PARIS — France expects to increase its contribution to the 20-nation European Space Agency () by 3.7 percent in 2013, a figure that should allow France to maintain its position in agreed-to ESA programs while continuing to pay down French debt to the agency, the French Research Ministry announced Sept. 28.
In budget documents sent Sept. 28 to the French parliament as part of the government’s overall spending plan for 2013, the Research Ministry said France would be directing 799 million euros ($1.04 billion) to ESA in 2013, an increase of 3.7 percent compared to 2012.
The investment “will guarantee both France’s commitments [to ESA programs] and will help pay down debt,” the ministry said in its statement.
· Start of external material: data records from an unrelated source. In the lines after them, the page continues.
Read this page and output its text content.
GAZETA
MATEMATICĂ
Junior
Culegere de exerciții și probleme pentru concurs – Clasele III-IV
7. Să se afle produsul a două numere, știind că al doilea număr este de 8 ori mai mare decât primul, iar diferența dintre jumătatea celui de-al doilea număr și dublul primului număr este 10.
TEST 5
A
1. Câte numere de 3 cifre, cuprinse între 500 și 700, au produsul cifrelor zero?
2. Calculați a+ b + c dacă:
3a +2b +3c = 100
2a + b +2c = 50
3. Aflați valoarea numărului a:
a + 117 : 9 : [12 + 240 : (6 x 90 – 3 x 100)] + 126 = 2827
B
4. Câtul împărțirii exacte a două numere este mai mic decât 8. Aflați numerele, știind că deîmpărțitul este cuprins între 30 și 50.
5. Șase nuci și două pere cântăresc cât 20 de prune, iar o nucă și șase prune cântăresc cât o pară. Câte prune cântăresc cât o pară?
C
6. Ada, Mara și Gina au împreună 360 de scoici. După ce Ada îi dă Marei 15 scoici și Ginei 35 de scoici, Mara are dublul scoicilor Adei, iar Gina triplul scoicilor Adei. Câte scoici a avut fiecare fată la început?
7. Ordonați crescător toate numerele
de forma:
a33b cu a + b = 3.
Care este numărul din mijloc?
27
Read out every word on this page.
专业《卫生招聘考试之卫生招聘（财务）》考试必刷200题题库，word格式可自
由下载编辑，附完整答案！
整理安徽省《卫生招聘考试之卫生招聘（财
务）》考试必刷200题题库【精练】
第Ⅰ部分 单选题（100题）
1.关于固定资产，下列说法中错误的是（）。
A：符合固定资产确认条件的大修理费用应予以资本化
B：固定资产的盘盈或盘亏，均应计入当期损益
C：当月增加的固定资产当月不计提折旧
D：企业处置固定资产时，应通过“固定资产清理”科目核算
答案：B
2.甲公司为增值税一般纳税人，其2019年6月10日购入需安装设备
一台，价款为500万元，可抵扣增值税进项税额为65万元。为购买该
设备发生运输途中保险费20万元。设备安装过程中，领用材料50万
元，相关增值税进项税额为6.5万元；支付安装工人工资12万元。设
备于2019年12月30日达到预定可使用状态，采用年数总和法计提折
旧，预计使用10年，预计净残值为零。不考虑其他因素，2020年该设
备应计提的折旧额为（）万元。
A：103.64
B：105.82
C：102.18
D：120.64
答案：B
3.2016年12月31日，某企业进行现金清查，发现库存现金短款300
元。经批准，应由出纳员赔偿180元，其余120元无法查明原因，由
The French space agency, CNES, ran up a large debt to ESA nearly 10 years ago following a failure of the Ariane 5 heavy-lift rocket that required a large unforeseen bailout of the system by ESA governments, led by France.
As of last January, the debt had been reduced to 376 million euros. CNES officials said that they should be able to reduce it by at least 17 million euros by the end of 2012, and perhaps by as much as 51 million euros.
The French Ministry of Defense, which also contributes to the annual CNES budget but in a lesser measure than the Research Ministry, said Sept. 28 that its funding for dual-use technologies, mainly space and security, would total 193 million euros in 2013.
It was not immediately clear from the Research Ministry’s budget document what CNES’s 2013 budget would be for non-ESA programs, meaning French national space efforts and those conducted multilaterally but outside of the ESA context. That budget is usually about equal to the ESA contribution.